Мы подошли ближе к тому, что она называла табором. Зрелище было то еще. Съехав с трассы прямо в чистое поле, на траве стояли несколько фургонов и караванов. Рядом с ними были припаркованы настоящие цыганские повозки. Заслышав наши шаги, вдалеке заржали лошади, истошно залаяли со баки.
– Тихо! – сказала Моника и произнесла еще несколько слов на неизвестном мне языке. Собаки и лошади умолкли. В наступившей тишине стало отчетливо слышно, как кругом визжат дети.
В то же мгновение в лицо мне сверкнули фонари, и несколько дюжих мужиков напрыгнули на меня с разных сторон, пытаясь скрутить руки. Я начал отчаянное сопротивление, отбросив по крайней мере двоих сразу на землю.
– Что вы делаете, это же свои, свои! – закричала Моника по-французски и сразу снова перешла на незнакомый мне язык. Нападавшие, очевидно чертыхаясь, подались в разные стороны. Я потирал затекшие в напряжении руки.
– Ты в порядке? – бросилась ко мне девушка.
– Да, в полном.
– Что это тут за дела? – Вразвалочку в нашу сторону вышел дородный мужик в шляпе и с трубкой в зубах.
– Это мой дядя, цыганский барон Янош, – шепнула Моника и быстро пошла ему навстречу. Последовали примерно пятиминутные бурные разъяснения, после чего дядя, скептически качая головой, отошел в сторону, туда, где горели костры и сидели притихшие женщины.
– Все в порядке! – весело сказала Моника. – Просто чужих тут не терпят. Я сказала, что ты – друг. Принесу тебе вина. Ты меня угощал, теперь – моя очередь.
Мы сели немного поодаль от остальных цыган, у дальнего костра. Я с удивлением разглядывал табор, показавшийся мне огромным. Вокруг, по моим подсчетам, было не меньше сотни человек.

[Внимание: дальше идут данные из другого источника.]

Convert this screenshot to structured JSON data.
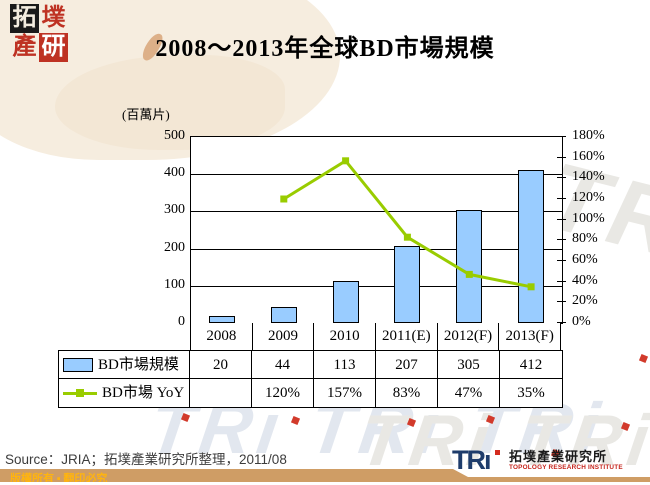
{
  "title": "2008～2013年全球BD市場規模",
  "chart_data": {
    "type": "combo-bar-line",
    "categories": [
      "2008",
      "2009",
      "2010",
      "2011(E)",
      "2012(F)",
      "2013(F)"
    ],
    "series": [
      {
        "name": "BD市場規模",
        "type": "bar",
        "values": [
          20,
          44,
          113,
          207,
          305,
          412
        ],
        "color": "#99CCFF"
      },
      {
        "name": "BD市場 YoY",
        "type": "line",
        "values": [
          null,
          120,
          157,
          83,
          47,
          35
        ],
        "unit": "%",
        "color": "#99CC00"
      }
    ],
    "left_axis": {
      "label": "(百萬片)",
      "min": 0,
      "max": 500,
      "ticks": [
        "500",
        "400",
        "300",
        "200",
        "100",
        "0"
      ]
    },
    "right_axis": {
      "min": 0,
      "max": 180,
      "ticks": [
        "180%",
        "160%",
        "140%",
        "120%",
        "100%",
        "80%",
        "60%",
        "40%",
        "20%",
        "0%"
      ]
    },
    "grid": "horizontal-only",
    "legend_position": "table-below-chart"
  },
  "data_table": {
    "rows": [
      {
        "label": "BD市場規模",
        "values": [
          "20",
          "44",
          "113",
          "207",
          "305",
          "412"
        ]
      },
      {
        "label": "BD市場 YoY",
        "values": [
          "",
          "120%",
          "157%",
          "83%",
          "47%",
          "35%"
        ]
      }
    ]
  },
  "footer": {
    "source": "Source：JRIA；拓墣產業研究所整理，2011/08",
    "copyright": "版權所有 ▪ 翻印必究"
  },
  "branding": {
    "seal_chars": [
      "拓",
      "墣",
      "產",
      "研"
    ],
    "tri_wordmark": "TRı",
    "tri_chinese": "拓墣產業研究所",
    "tri_english": "TOPOLOGY RESEARCH INSTITUTE",
    "watermark_text": "TRi TRi TRi"
  }
}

– Скажи, Моника, а много румынских цыган уехало во Францию?
– Очень! – Моника посмотрела на меня со сдержанным удивлением. – Все, у кого был шанс. С фургонами или караванами мало кому повезло. Многие знакомые годами копили на повозку. Кто победнее, просто брали билеты на поезд… Всем надо выживать!
– И как проходит цыганская жизнь? – поинтересовался я. – Все кочевье? Или кому-то удается начать оседлый образ жизни?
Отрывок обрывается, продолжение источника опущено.